In March 1972, about 10,000 African American politicians, activists, artists, and interested citizens, representing a broad spectrum of political views, came together at the National Black Political Convention held in Gary, Indiana. This convention had several purposes: to discuss political issues of concern to the African American community, to draft an agenda for political change prior to the presidential conventions to be held later that year by the Republican and Democratic parties, and to find ways to increase African American representation in American politics. One product of this convention was the Gary Declaration, which stated that both major parties had failed African Americans, and called on African Americas to organize and create their own political agenda and movement. In other words, the delegates to this convention were looking for fundamental political change, not a few tweaks around the edges.

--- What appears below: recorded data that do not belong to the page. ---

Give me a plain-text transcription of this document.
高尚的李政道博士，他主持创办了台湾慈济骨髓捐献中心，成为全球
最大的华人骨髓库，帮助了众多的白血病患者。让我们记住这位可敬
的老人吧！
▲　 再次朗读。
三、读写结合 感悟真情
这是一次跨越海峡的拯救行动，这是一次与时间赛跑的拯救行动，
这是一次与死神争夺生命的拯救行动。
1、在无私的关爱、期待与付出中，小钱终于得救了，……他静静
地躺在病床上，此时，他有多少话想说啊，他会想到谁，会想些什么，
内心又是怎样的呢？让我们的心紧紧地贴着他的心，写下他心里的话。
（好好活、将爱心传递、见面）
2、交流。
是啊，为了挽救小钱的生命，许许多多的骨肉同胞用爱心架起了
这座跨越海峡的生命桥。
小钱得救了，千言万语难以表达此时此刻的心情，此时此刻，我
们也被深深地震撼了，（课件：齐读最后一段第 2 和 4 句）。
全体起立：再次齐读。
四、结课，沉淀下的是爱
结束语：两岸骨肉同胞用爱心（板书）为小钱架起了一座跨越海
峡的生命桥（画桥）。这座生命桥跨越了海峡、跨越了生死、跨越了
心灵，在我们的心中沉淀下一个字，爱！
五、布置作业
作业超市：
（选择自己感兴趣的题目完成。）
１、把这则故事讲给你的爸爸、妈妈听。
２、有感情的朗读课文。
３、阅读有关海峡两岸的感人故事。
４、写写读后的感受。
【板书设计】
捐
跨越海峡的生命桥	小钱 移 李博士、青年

The National Black Political Convention was documented by William Greaves, in an 80-minute film, Nationtime—Gary, intended for television broadcast. However, the finished product was considered too radical for television, and the film was long considered to be lost. Then, in 2018, a copy of the complete film was discovered in a Pittsburgh warehouse, and was restored through the efforts of IndieCollect, an organization dedicated to preserving American independent films. The end result is that this film, bearing the name Nationtime, is now available in a 4K version from Kino Lorber.
In some ways, the National Black Political Convention mirrored the Republican and Democratic conventions, right down to the state delegates clustered together under a sign bearing the name of their state. It differed fundamentally, however, in terms of the ideas circulated by the delegates and featured speakers, which included reparations and the formation of a third party. Cinematographically, Nationtime is a fairly conventional television documentary, shot in black and white and featuring a voice of God narration read by Sidney Poitier, and mixing footage of featured speakers with shots of the sea of delegates gathered for the convention. It is innovative, however, in the way Greaves mixes poetry by Langston Hughes and Amiri Baraka, read by Harry Belafonte, just as the convention itself combined musical performances with speeches and political discussions.
Today, the main interest in Nationtime relates to the event it documents, and for the way it captures the spirit of its time. To be honest, I didn’t know that this convention had been held, let alone the ideas discussed there, and I’m willing to bet a lot of other people are in a similar state of ignorance. It’s also quite instructive to note that many of the issues discussed almost 50 years ago are still relevant today—because the problems underlying them have still not been addressed. This convention also collected in one place the talents of a number of important African American leaders and entertainers, including Black Panther Bobby Seale, activist and education Dr. Betty Shabazz, poet Amiri Baraka, actor Richard Roundtree, the Reverend Jesse Jackson, Gary Mary Richard Gordon Hatcher, comedian Dick Gregory, and singer Isaac Hayes, and the film Nationtime preserves their efforts for posterity. | Sarah Boslaugh
Nationtime is available beginning October 23 from Kino Lorber, in theatres, virtual cinemas, and drive-ins.